Da uno studio riportato ieri dal New York Post emerge infatti che Google avrebbe contribuito a promuovere le candidature di Obama e Clinton e a censurare i Repubblicani in ben 41 casi a partire dal 2008, interferendo così nelle ultime quattro elezioni presidenziali. Certo, il Media Research Center autore dello studio è una organizzazione watch-dog di orientamento conservatore, ma ciò che emerge non è da sottovalutare.
Elon Musk è intervenuto sull’argomento con un post sulla sua piattaforma: Google “interviene per aiutare i Democratici migliaia di volte in ogni stagione elettorale. Questo è prevedibile quando i loro team di censura (noti anche come Trust & Safety) hanno opinioni politiche di estrema sinistra”.
Nel 2008, afferma MRC, Google con i suoi algoritmi ha aiutato l’allora senatore Barack Obama contro Hillary Clinton nella corsa alla nomination democratica, censurando i sostenitori della Clinton e sospendendo gli account di autori di blog critici con Obama. Quattro anni dopo, secondo il rapporto, Google “ancora una volta ha favorito Obama rispetto a Mitt Romney“, e in precedenza si era rifiutato di correggere una “Google Bomb” che diffamava il candidato repubblicano alle primarie Rick Santorum.
Lo studio di MRC cita anche i dati del dottor Robert Epstein, che ha dichiarato al Congresso che l’algoritmo di ricerca di Google “ha spostato almeno 2,5 milioni di voti” a favore di Hillary Clinton contro Donald Trump nel 2016. Epstein ha affermato di aver condotto “dozzine di esperimenti controllati” da cui è emerso l’impatto della faziosità di Google.
Nel 2020, sempre secondo MRC, Google ha “preso di mira” Tulsi Gabbard, la deputata democratica delle Hawaii in corsa per la nomination del partito, “disabilitando il suo account Ads proprio mentre diventava la candidata più ricercata dopo il primo dibattito delle primarie”. Una fonte vicina a Google, riporta il Post, ha smentito, affermando che i sistemi automatizzati dell’azienda avevano segnalato attività insolite a causa di grandi variazioni di spesa nel tentativo di prevenire le frodi. La questione fu risolta nel giro di sei ore, secondo la fonte, e la successiva causa di Gabbard contro la società è stata archiviata.
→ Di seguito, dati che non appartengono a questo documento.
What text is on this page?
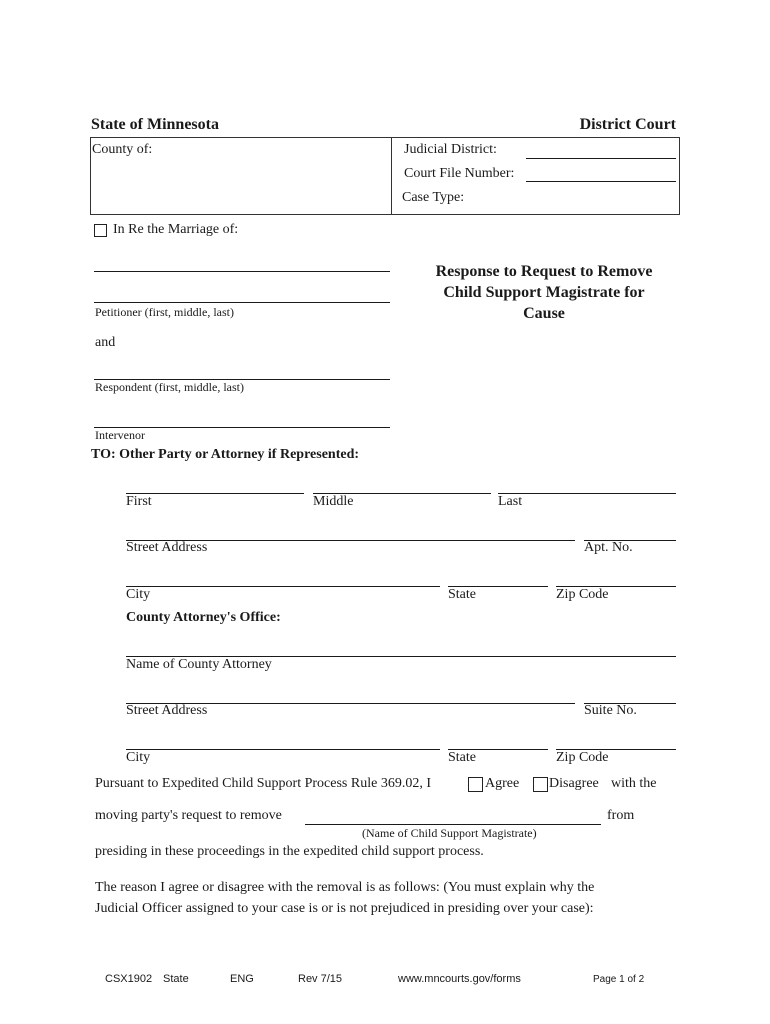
State of Minnesota	District Court
County of:	Judicial District:
Court File Number:
Case Type:
In Re the Marriage of:
Petitioner (first, middle, last)
and
Respondent (first, middle, last)
Intervenor
Response to Request to Remove
Child Support Magistrate for
Cause
TO: Other Party or Attorney if Represented:
First	Middle	Last
Street Address	Apt. No.
City	State	Zip Code
County Attorney's Office:
Name of County Attorney
Street Address	Suite No.
City	State	Zip Code
Pursuant to Expedited Child Support Process Rule 369.02, I	Agree Disagree with the
moving party's request to remove	from
(Name of Child Support Magistrate)
presiding in these proceedings in the expedited child support process.
The reason I agree or disagree with the removal is as follows: (You must explain why the
Judicial Officer assigned to your case is or is not prejudiced in presiding over your case):
CSX1902 State	ENG	Rev 7/15	www.mncourts.gov/forms	Page 1 of 2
MRC accusa Google anche di aver “soppresso fonti di notizie critiche nei confronti di Joe Biden“. L’apparato di censura di Google avrebbe avuto un impatto anche sulla corsa tra il repubblicano Herschel Walker e il democratico Raphael Warnock per il seggio senatoriale della Georgia nel 2022. Secondo il rapporto, i risultati di ricerca di Google “hanno favorito il senatore uscente Warnock nel distretto in bilico dove probabilmente risiedeva una percentuale maggiore di elettori indecisi”.
Una fonte vicina a Google ha dichiarato al Post che “le terze parti che hanno esaminato i nostri risultati non hanno trovato prove a sostegno delle affermazioni di pregiudizi politici”. “Non c’è assolutamente nulla di nuovo, solo un elenco riciclato di denunce infondate e inesatte che sono state smentite da terze parti o in tribunale”, ha detto al Post un portavoce di Google.
La stessa Google è in questi giorni criticata per Gemini AI, una Intelligenza Artificiale che ha prodotto immagini woke e storicamente imprecise: vichinghi dalla pelle nera, un papa donna e i nativi americani tra i padri fondatori.